Welcome to OSNN.
Toshiba does not support upgrading from VISTA to XP. PERIOD! If you do so you are on your own.
I recently purchased a Toshiba and have fully researched and made the transition.
Dell and Compaq do support the changeover and are prefered for this reason. If you can, I recommned a return and change of brand.
Correction on 10-31 coutesy of:
@LeeJend - Dell does not support down grading from Vista to XP. I called them and asked about it for my PC. They told me that if I do downgrade I loose all warantee and the like with it. They recommended me to stay with vista till my warantee runs out. By which point they "Should" have Vista SP1 out.
Looks like the only Dell option is to buy it with XP.
If you are stuck with the Toshiba I have fairly successfully worked through the process and can help. To retain your hardware warantee (forget about Toshiba support, if you do this you are on your own) you want to setup your PC as a dual boot system where XP has 50-80% of the harddisk assigned and VISTA and the Toshiba recovery center get the rest.

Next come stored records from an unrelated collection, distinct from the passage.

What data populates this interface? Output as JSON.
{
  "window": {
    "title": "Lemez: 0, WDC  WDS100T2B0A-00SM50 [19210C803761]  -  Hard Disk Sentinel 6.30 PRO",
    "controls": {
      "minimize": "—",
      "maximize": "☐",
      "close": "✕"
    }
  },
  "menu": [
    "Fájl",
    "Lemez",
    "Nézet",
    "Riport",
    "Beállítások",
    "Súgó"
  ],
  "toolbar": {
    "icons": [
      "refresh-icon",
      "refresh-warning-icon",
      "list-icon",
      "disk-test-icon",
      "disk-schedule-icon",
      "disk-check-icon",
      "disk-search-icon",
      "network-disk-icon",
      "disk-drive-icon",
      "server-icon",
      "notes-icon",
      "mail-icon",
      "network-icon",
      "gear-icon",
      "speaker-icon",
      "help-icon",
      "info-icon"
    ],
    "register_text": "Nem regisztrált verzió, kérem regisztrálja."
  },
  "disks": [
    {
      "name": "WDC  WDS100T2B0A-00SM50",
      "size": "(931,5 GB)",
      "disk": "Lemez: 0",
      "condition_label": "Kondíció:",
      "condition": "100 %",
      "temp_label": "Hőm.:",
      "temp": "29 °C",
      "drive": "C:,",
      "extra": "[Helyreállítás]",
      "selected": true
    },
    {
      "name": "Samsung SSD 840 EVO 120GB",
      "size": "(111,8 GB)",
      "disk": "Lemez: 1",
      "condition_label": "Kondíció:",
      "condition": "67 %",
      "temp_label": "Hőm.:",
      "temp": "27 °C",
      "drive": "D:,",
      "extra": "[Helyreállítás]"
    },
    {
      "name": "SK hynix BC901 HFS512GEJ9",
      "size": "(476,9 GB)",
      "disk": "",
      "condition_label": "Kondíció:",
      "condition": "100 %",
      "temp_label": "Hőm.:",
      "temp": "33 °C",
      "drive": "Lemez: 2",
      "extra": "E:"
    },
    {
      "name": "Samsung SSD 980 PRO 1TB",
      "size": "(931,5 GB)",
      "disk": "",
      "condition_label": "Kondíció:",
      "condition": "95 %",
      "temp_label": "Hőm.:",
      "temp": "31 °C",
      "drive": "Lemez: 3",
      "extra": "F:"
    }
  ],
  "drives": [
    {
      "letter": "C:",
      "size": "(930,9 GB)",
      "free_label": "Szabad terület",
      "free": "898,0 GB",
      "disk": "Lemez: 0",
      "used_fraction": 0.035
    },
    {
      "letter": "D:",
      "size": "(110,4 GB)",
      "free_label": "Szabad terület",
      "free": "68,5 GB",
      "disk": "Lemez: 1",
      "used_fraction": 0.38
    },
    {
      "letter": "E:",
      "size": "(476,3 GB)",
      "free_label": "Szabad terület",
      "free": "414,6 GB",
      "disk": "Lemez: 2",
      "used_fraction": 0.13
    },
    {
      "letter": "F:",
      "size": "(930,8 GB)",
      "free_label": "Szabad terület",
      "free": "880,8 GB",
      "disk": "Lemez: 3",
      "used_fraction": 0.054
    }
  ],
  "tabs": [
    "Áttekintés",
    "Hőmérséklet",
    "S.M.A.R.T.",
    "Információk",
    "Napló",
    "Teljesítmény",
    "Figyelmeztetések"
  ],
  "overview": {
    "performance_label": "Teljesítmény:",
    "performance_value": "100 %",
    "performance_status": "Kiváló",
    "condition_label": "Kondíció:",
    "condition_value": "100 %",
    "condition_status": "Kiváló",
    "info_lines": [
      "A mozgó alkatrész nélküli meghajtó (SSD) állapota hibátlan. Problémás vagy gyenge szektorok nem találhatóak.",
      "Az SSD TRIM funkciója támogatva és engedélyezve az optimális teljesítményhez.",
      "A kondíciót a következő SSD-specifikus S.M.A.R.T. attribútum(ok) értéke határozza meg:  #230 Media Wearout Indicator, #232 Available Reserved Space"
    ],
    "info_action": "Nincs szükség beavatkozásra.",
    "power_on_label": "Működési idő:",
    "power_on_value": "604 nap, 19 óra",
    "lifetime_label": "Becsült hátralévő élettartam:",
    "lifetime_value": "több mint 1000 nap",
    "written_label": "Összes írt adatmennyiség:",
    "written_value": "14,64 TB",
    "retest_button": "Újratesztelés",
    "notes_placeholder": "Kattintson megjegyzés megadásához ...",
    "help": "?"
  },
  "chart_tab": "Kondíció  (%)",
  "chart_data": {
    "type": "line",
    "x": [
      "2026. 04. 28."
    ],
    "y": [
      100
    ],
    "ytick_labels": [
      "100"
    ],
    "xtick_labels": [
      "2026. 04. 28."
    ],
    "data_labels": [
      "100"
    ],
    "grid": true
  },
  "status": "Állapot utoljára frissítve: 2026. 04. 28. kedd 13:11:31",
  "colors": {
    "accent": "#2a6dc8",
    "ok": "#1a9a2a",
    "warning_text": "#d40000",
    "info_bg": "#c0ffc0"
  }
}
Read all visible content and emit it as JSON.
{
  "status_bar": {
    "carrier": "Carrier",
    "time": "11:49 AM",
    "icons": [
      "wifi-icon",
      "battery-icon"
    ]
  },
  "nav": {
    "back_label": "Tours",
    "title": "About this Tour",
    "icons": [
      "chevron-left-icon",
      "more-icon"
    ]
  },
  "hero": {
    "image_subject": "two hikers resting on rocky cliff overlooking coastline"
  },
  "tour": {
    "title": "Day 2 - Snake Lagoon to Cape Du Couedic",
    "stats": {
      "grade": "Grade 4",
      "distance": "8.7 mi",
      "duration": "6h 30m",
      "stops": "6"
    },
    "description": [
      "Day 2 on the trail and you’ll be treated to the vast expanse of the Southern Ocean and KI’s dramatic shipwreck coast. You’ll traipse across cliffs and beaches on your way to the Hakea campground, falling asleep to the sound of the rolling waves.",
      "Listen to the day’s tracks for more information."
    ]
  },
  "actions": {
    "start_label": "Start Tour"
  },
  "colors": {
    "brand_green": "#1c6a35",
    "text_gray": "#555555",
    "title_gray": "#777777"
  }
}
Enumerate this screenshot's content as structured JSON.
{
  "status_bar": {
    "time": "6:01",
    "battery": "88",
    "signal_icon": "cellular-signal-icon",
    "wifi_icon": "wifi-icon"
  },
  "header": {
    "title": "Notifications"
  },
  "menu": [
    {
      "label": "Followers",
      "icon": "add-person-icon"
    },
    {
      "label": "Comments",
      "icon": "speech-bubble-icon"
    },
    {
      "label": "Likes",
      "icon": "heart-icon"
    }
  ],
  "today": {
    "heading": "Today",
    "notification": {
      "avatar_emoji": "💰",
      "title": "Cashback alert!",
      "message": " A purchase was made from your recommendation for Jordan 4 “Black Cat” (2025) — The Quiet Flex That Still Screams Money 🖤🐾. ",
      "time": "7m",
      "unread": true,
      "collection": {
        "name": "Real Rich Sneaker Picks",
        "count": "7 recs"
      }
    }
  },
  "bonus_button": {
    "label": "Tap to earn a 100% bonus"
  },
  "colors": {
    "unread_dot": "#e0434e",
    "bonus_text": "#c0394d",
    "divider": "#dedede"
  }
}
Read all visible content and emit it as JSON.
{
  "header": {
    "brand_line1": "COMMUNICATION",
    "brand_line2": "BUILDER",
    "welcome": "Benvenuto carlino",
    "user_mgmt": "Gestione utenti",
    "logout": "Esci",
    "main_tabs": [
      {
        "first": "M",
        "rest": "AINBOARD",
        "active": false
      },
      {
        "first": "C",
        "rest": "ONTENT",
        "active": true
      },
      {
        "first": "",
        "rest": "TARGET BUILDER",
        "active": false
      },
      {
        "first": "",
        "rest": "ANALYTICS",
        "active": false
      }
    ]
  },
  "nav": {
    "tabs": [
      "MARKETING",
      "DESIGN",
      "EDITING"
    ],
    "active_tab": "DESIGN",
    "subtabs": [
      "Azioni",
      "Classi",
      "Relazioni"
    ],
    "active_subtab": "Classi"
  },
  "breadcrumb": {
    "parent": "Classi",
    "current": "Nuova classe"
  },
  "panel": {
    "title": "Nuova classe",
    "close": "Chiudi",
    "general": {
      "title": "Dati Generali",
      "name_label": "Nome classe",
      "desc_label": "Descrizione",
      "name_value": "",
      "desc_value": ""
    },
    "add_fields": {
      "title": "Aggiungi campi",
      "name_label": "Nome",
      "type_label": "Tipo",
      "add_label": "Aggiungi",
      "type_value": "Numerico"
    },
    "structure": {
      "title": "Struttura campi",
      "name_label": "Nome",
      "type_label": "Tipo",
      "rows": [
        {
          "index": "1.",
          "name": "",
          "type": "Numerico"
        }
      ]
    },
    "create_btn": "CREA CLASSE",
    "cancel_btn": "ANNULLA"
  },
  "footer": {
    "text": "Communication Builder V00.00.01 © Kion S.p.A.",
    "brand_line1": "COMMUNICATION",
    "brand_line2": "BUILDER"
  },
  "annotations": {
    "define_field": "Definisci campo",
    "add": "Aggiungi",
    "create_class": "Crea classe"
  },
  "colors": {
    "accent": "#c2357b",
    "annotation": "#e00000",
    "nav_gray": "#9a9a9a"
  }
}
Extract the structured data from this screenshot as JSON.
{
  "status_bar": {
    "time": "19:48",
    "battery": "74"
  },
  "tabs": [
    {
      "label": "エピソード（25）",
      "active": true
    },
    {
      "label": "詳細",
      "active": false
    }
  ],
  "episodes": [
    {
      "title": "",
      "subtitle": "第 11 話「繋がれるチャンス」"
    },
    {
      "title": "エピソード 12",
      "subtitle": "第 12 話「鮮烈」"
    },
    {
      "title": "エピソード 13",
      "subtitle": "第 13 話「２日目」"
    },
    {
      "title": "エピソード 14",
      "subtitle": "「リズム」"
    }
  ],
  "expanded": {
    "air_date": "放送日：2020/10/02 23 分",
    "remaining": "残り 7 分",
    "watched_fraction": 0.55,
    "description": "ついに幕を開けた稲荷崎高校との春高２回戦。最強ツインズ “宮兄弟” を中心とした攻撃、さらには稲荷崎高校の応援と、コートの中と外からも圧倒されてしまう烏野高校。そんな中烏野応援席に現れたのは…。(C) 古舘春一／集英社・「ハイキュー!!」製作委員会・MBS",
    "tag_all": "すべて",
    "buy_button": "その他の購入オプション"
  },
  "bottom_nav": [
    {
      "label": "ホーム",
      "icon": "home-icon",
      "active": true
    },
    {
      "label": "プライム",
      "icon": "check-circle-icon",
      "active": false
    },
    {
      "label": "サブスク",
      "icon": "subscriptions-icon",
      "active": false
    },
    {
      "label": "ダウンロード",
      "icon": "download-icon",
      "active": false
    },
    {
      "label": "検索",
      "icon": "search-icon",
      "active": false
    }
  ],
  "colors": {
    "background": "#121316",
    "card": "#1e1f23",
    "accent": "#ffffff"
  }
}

First you need a legit copy of XP with activation possible.
Next you need to go through device manager on VISTA and identify all of your hardware devices and the manufacturer and version (CPU, chipset, wifi, lan, audio, HD, DVD, etc.)
Third you need to scrounge (and this is scrounging, Toshiba will hide what you need) all of the drivers for XP for the devices identified.
http://downloadcenter.intel.com/Product_Filter.aspx?ProductID=757&lang=eng
possibly
http://www.atheros.com/news/linux.html for wireless
possibly
www.realtek.com for audio
possibly AMD if you have one of the rare AMD based laptops
You will find some of what you need on the Toshiba site listed for other laptop models. It depends on the chipsets your laptop uses. European and Canadian Toshiba websites are more use full than the USA sites. A major problem will be if you got your laptop at a USA computer retailer Each of these is uniquely configured for the retailer and finding equivalent models is nto trivial.
http://209.167.114.38/support/download/ln_byModel.asp
This site has a good tutorial and link to a tool you will need to setup the VISTA dual boot system more easily.
http://apcmag.com/5485/dualbooting_vista_and_xp
The 6 month long thread I used to help scrounge what I needed. You need to skim through the whole thing and look for models/issues similar to what you run into:
http://discussions.hardwarecentral.com/showthread.php?t=175186&page=3
I was successful in setting up XP to about 95% and I have a great laptop that I got dirt cheap and runs well with XP. With VISTA it is a useless slug devouring resources. I did have to install after (free) market products for power regulation to reduce screen brightness and throttling CPU speed to keep the battery charge life you get under VISTA.
WARNING - When re-partitioning your HD to add XP do not wipe out the Toshiba system recovery partition or delete the VISTA install partition! You can use the system recovery partition or the recovery CDs provided by Toshiba if the dual boot set up goes bad and you need to start over.
Repost or PM me if you need help getting the power management working. I used GAPA for manual brightness control and Winthrottle for automatic CPU control. Roghtmakr is the recommended PCU control utility but it wouldnot work on my laptop/chipset.
If you want to try and improve VISTA I got substantial improvements (it still sucks compared to XP) by:
Adding 1 gig ram for 1.5 gig total.
Remove the junk, resource hog macafee AV suite and install AVS (free) or another (not NORTON).
Anything else you don't NEED remove from the HD and/or start up menu.
As for VISTA being good? Any new OS that requires me to throw away more paid for $oftware investment than the purchase price of the new PC is junk! It has a few nice features and some immensely annoying ones. In a year or two and if MS provides free upgrades to all my other software VISTA may be worth using. Of couse it is still a resource hog that turns a perfectly good PC into a dog.